My goodness Logan was a beautiful baby! You know, some babies come out looking like they’ve been through a rough delivery. Not Logan! He was perfect. Perfect to me. I remember my dad saying, “Look at his toes and fingers! He must have been squished in there.” I thought nothing of that.
He failed his first hearing test, but the nurse assured me that was normal. He was a little jaundice so we kept him under a special light. It took him an hour to drink one bottle, and then he would projectile vomit the entire thing. All normal, right? Honestly, thinking back on it I will never really know. As a 24 year old new mom all I wanted was sleep. I was exhausted, and my beautiful baby would not sleep. I don’t think he slept for three months (or at least that’s what it felt like). I would put him down and he would scream. I would rock him for hours and I would fall asleep with him in my arms. Drive him in the car, you say? Oh no, he would scream bloody murder if you put him in the car seat. I remember how painful it was just to go to the store with this sweet, beautiful, demon child.
I cried. A lot. What was I doing wrong? Why won’t he sleep? I remember calling my mother and crying because I was so tired. I am very lucky that my parents live so close because she was at my house 15 minutes later taking my kids to her house.

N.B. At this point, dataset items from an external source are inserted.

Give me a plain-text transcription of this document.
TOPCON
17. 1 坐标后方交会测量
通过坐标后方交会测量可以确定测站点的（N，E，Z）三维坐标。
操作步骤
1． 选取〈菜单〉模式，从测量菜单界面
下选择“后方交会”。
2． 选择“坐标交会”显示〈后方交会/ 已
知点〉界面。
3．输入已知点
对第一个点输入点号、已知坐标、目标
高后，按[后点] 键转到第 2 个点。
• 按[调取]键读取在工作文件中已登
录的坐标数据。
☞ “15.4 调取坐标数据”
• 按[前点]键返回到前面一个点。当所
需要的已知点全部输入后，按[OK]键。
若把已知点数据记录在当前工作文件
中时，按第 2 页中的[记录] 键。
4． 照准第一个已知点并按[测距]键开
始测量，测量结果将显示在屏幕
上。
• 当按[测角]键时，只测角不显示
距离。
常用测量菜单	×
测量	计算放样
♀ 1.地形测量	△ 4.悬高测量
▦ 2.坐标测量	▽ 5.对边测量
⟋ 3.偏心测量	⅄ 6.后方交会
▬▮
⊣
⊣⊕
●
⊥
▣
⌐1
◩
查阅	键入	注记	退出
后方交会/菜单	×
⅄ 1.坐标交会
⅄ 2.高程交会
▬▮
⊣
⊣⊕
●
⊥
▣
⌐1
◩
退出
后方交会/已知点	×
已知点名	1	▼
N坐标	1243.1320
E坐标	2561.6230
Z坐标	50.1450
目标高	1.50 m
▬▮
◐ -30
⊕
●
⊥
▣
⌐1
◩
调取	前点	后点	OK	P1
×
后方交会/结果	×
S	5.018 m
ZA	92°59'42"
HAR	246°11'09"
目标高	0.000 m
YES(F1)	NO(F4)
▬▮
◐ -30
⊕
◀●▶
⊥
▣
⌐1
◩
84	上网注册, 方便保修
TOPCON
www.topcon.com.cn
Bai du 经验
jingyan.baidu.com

I think I slept for 30 minutes. That’s it-just 30 minutes. Then I got in my car and went to my parents house. Why on earth would I not sleep longer? Of course it’s because I missed my kids! (Please note, I learned my lesson with the second baby).
This continued for months. One day my mother came over and Logan wasn’t sleeping. She walked over to his bassinet and put him on his belly. All the guidelines tell you not to do that. I may have panicked. Watched him sleep. But he slept, and inturn I could sleep.
Fast forward 18 years. Do you think we sleep well in our house? Most nights we do. Some nights we take melatonin. Some nights Logan just needs to talk at 3am. Some nights he gets up to watch a new Frozen short that came out at 3am. Would I like more sleep? Of course, but I wouldn’t change anything about Logan, because all of this makes him who he is.